Davis Robert, Mbabazi William Baguma
American Red Cross, PO Box 41275-00100, Nairobi, Kenya.
African Field Epidemiology Network, Lugogo House, Plot 42, Lugogo By-pass, P.O. Box 12874 Kampala, Uganda.
Pan Afr Med J. 2017 Jun 21;27(Suppl 3):11. doi: 10.11604/pamj.supp.2017.27.3.12553. eCollection 2017.

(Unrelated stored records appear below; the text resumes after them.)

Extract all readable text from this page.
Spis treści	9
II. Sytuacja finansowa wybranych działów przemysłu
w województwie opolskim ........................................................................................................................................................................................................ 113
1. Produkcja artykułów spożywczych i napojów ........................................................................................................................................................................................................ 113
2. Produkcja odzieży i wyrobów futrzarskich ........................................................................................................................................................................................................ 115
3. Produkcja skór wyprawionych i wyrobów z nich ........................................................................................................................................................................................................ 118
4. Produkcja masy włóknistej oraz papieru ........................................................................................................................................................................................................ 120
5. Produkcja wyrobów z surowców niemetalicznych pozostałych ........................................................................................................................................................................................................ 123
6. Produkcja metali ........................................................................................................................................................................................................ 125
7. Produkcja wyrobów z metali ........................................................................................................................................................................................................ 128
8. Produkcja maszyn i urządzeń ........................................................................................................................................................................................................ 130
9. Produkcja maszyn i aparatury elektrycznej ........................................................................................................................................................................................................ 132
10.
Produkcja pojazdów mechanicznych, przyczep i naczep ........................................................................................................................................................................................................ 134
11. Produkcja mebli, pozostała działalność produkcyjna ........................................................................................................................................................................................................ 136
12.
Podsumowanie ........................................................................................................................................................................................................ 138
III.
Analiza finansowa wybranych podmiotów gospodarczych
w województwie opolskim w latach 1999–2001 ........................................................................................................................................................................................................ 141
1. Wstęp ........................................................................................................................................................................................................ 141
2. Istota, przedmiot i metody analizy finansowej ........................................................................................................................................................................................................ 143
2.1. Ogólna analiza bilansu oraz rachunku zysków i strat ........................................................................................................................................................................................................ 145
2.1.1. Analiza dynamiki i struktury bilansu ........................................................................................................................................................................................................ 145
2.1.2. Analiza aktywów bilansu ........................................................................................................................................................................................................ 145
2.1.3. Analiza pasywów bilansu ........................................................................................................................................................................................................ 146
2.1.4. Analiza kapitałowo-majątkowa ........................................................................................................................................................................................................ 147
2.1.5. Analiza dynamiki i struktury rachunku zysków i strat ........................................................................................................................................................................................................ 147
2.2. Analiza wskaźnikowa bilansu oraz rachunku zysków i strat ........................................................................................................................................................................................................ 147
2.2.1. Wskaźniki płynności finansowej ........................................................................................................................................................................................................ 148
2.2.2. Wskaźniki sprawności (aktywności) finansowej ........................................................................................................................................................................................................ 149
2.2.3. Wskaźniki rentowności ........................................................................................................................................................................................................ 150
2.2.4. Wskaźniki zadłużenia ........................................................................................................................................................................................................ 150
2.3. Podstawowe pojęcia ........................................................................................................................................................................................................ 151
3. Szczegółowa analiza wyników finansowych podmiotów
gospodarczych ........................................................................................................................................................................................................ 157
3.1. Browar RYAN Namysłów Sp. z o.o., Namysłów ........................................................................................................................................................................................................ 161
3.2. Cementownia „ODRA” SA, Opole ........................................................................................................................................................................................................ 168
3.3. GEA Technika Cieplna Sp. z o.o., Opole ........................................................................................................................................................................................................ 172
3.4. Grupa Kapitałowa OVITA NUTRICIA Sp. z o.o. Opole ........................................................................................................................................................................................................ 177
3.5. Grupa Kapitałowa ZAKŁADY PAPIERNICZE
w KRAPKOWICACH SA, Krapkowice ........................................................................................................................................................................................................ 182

The case for global eradication of measles was first made in 1982. Since then, technical aspects of measles eradication have concluded that measles satisfied all criteria required for eradication. To date, only smallpox, among human diseases, has been eradicated, with polio, the next eradication candidate. In all previous eradication programmes, the pattern of slow implementation and missed deadlines is similar. Lessons from these past eradication programs should inform development of a time-limited measles eradication program. Notably, no measles eradication resolution is likely until member states are satisfied that polio eradication is accomplished. However, there is an impetus for measles eradication from the western hemisphere, where governments continue to pay the high costs of keeping their region measles free until global measles eradication is achieved. While previous vaccine preventable diseases eradications have depended on supplemental immunizations (SIAs), measles eradication will have to build both on SIAs and routine immunization systems strengthening. This article reviews non-technical considerations that could facilitate the delivery of a time-limited measles eradication initiative. The issues discussed are categorized as a) specificities of measles disease; b) specifics of measles vaccine/vaccination; c) special considerations for endemic countries and d) organization of international partnerships. The disease and vaccine specific issues are not insurmountable. The introduction of routine measles second dose, in the context of EPI systems strengthening, is paramount to endemic developing countries. In the international partnerships, it should be noted that i) Measles eradication will be easier and cheaper; ii) the return on investment is compelling; iii) leverage is feasible on the experiences of the Measles/Rubella initiative; iv) two disease eradication targets in one initiative are feasible and v) for the first time, an eradication investment case will inform the decisions. However, if previous eradication efforts have been marathons, measles eradication will need to be a sprint.
全球消除麻疹的目标最早于1982年提出。自那时起,麻疹消除工作的技术层面得出结论,麻疹满足消除所需的所有标准。迄今为止,在人类疾病中,只有天花已被消除,脊髓灰质炎是下一个有望被消除的疾病。在以往所有的消除计划中,实施缓慢和错过最后期限的模式都是相似的。这些过去的消除计划所吸取的经验教训应有助于制定一个有时限的麻疹消除计划。值得注意的是,在成员国确信脊髓灰质炎消除工作完成之前,不太可能有麻疹消除决议。然而,西半球有推动麻疹消除的动力,在那里,各国政府继续承担着高昂的成本,以保持其地区无麻疹状态,直到实现全球麻疹消除。虽然以往消除疫苗可预防疾病的工作依赖于补充免疫活动(SIAs),但麻疹消除工作将必须建立在补充免疫活动和加强常规免疫系统的基础上。本文回顾了有助于实施有时限的麻疹消除倡议的非技术因素。所讨论的问题分为以下几类:a)麻疹疾病的特殊性;b)麻疹疫苗/接种的特殊性;c)流行国家的特殊考虑因素;d)国际伙伴关系的组织。疾病和疫苗的具体问题并非无法克服。在加强扩大免疫规划(EPI)系统的背景下引入常规麻疹第二剂疫苗,对流行的发展中国家至关重要。在国际伙伴关系方面,应注意到:i)消除麻疹将更容易、更便宜;ii)投资回报率很高;iii)可以借鉴麻疹/风疹倡议的经验;iv)在一项倡议中实现两个疾病消除目标是可行的;v)首次将消除投资案例纳入决策过程。然而,如果以往的消除努力是马拉松式的,那么麻疹消除工作将需要全力冲刺。